Tuan dan Puan Steemians...
Tokopedia
Batu cincin adalah salah satu perhiasan yang sempat populer di Bireuen. Kegemaran menggunakan cincin bermata batu ini juga lumayan tinggi di daerah ini. Bahkan sebelum euforia batu cincin meledak di Aceh pada sekira tahun 2015 dan beberapa tahun setelahnya, di Bireuen euforia ini justru sudah berlangsung lama.
Pada 2015 seiring dengan semakin maraknya fenomena batu cincin di Aceh, di beberapa daerah kerap dilaksanakan kontes batu cincin. "Kegilaan" ini bahkan merambah sampai ke level nasional sehingga memunculkan berbagai kontes serupa di beberapa daerah lain di Indonesia.
Kecintaan pada batu tidak saja menyasar kalangan “awam”, tapi juga meluas di kalangan para politisi, birokrat dan bahkan sebagian akademisi.
Dalam konteks ekonomi, munculnya demam batu, khususnya di daerah Aceh telah sukses "mengangkat" perekonomian masyarakat.

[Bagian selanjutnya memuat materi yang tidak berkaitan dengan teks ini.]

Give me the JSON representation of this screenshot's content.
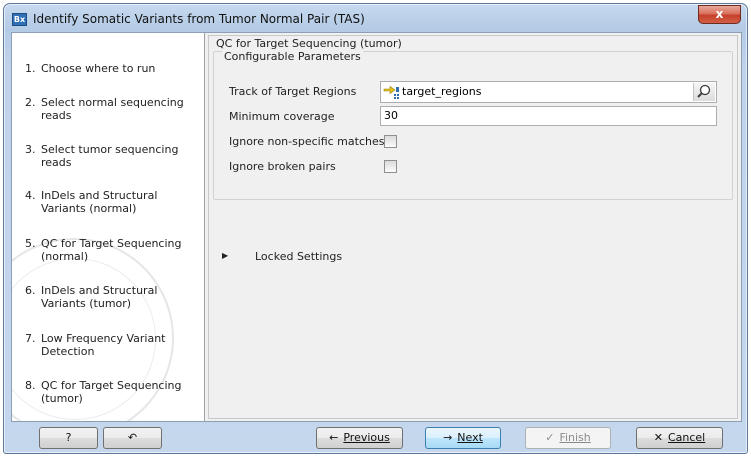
{
  "window": {
    "title": "Identify Somatic Variants from Tumor Normal Pair (TAS)",
    "app_icon_text": "Bx",
    "close_glyph": "x"
  },
  "steps": [
    {
      "num": "1.",
      "label": "Choose where to run"
    },
    {
      "num": "2.",
      "label": "Select normal sequencing reads"
    },
    {
      "num": "3.",
      "label": "Select tumor sequencing reads"
    },
    {
      "num": "4.",
      "label": "InDels and Structural Variants (normal)"
    },
    {
      "num": "5.",
      "label": "QC for Target Sequencing (normal)"
    },
    {
      "num": "6.",
      "label": "InDels and Structural Variants (tumor)"
    },
    {
      "num": "7.",
      "label": "Low Frequency Variant Detection"
    },
    {
      "num": "8.",
      "label": "QC for Target Sequencing (tumor)"
    }
  ],
  "panel": {
    "title": "QC for Target Sequencing (tumor)",
    "group_title": "Configurable Parameters",
    "params": {
      "track_label": "Track of Target Regions",
      "track_value": "target_regions",
      "coverage_label": "Minimum coverage",
      "coverage_value": "30",
      "nonspecific_label": "Ignore non-specific matches",
      "nonspecific_checked": false,
      "broken_label": "Ignore broken pairs",
      "broken_checked": false
    },
    "locked_label": "Locked Settings",
    "locked_glyph": "▶"
  },
  "buttons": {
    "help": "?",
    "reset_glyph": "↶",
    "previous": {
      "icon": "←",
      "label": "Previous"
    },
    "next": {
      "icon": "→",
      "label": "Next"
    },
    "finish": {
      "icon": "✓",
      "label": "Finish"
    },
    "cancel": {
      "icon": "✕",
      "label": "Cancel"
    }
  },
  "colors": {
    "accent": "#3c7fb1",
    "close": "#c6402a"
  },
  "icons": {
    "track": "track-regions-icon",
    "browse": "browse-magnifier-icon"
  }
}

Aneka batu yang kala itu membanjiri Aceh diperdagangkan dengan harga yang bervariasi. Mulai dari harga ratusan ribu, sampai dengan ratusan juta.
Waktu itu, selain terbantunya sisi perekonomian masyarakat, munculnya demam batu juga telah menjadi semacam “berhala” baru di Aceh. Dengan kata lain, demam batu ini turut berdampak pada munculnya kelalaian dalam bentuk yang lain. Lalai berburu batu, khususnya giok yang saat itu sedang berada di puncak popularitas.
Seandainya diklasifikasikan, menurut saya terdapat beberapa tipe pemakai batu di Aceh. Pertama, pecinta seni. Tipe ini menggemari batu hanya sebatas untuk perhiasan di jari-jari tangan dan tidak lebih dari itu. Tipe ini tidak hanya berlaku di kalangan laki-laki, tapi juga perempuan yang menggunakan batu untuk perhiasan seperti kalung atau gelang bermata di tangan mereka.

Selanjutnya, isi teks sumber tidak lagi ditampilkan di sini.